If you’d proclaimed this 20 years ago, you might have had a point. But having been a secondary-school teacher for the past two decades in various comprehensives, I know this is a gross caricature of what happens today. In the past decade, I’ve observed that the new graduate teachers have been much better trained than I was in the late 1980s: they’ve been drilled to teach the basics, having lots of strategies up their sleeves to engage disaffected learners and to stretch clever pupils. Moreover, I’ve seen how they not only know the nuts and bolts of how to teach, they are also up-to-speed about the exciting developments in educational research.
School teachers are busy people and, unsurprisingly, the poor trainee is often neglected. I’ve heard too many sob-stories from “on the job” trainees who’ve been left to teach difficult classes without any guidance. This doesn’t happen with university-based training because the trainee has had time to prepare before teaching. And afterwards it’s useful to reflect upon what’s happened in the classroom in an academic setting; the process helps to cement your core values as a teacher.
Furthermore, this kind of training affords the chance to teach in a range of schools; vital experience if you’re going to develop as pedagogue.

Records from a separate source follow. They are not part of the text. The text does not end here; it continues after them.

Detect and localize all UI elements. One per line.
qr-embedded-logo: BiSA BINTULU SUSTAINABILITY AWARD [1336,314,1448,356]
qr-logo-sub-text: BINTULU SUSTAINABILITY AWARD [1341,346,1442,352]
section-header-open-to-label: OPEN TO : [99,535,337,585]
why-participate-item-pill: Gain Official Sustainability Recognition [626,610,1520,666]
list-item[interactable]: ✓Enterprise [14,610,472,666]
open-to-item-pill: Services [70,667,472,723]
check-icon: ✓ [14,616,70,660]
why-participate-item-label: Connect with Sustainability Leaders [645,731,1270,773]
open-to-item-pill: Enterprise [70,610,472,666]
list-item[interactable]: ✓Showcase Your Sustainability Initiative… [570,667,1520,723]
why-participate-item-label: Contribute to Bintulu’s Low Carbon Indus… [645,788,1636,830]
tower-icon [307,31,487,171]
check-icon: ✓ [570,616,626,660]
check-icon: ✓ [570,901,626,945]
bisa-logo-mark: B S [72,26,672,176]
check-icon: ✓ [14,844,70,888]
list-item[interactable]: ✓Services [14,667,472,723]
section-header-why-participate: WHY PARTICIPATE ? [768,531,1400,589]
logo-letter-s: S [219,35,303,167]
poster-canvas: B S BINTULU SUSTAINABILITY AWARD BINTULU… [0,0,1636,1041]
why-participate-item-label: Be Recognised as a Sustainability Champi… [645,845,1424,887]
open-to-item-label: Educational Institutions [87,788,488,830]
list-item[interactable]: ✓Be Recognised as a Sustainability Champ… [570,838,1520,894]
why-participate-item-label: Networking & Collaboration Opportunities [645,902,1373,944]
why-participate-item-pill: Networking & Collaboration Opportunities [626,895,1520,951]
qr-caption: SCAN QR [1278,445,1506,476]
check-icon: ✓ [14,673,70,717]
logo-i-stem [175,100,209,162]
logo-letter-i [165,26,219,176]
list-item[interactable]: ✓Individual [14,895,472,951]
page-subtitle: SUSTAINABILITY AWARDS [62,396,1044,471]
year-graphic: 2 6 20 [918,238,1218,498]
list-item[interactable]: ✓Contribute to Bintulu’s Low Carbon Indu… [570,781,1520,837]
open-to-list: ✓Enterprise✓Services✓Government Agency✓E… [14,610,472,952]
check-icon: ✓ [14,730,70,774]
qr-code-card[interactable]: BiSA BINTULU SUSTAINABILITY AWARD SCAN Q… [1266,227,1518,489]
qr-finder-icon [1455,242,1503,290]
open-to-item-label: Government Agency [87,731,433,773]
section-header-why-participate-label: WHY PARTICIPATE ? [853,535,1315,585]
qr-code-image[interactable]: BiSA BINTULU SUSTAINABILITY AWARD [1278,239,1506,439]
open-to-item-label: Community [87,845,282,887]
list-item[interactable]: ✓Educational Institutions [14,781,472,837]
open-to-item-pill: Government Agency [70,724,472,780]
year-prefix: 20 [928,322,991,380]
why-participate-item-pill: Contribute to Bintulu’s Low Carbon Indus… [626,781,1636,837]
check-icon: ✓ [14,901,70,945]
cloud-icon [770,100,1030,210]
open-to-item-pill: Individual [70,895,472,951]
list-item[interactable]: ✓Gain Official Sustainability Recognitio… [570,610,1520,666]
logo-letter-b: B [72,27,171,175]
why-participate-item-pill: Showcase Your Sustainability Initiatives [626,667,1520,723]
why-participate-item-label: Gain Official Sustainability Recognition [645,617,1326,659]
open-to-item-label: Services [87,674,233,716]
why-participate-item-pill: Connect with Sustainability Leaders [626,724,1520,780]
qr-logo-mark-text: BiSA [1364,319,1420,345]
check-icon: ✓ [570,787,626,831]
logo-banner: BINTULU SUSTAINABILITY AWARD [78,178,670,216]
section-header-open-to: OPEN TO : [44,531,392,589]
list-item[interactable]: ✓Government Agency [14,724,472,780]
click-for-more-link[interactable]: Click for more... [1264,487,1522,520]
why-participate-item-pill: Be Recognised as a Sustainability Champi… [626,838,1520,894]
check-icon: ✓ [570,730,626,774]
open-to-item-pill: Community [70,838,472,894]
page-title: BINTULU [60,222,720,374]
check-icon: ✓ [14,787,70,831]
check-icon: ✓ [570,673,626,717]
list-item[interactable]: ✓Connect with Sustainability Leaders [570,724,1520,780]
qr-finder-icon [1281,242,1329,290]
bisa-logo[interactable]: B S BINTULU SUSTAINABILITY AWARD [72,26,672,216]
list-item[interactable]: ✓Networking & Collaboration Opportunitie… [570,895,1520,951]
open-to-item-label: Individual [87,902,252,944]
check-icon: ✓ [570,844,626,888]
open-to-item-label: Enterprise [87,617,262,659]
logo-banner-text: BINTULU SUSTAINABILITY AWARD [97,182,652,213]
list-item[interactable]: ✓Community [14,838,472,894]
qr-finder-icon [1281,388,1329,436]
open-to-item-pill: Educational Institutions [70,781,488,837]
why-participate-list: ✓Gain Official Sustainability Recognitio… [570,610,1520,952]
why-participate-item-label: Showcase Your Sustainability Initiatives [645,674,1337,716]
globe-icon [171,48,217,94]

Chopping these courses will not only harm the quality and experience of teachers entering the profession — it will be very expensive. University- based teacher training is more cost-effective than school-based training, because concentrating experts in one place means students can easily get help when they need it.
Saving university education departments might not look like a cause worth marching for. But it ought to be: it’s about nothing less than how well your child will be taught.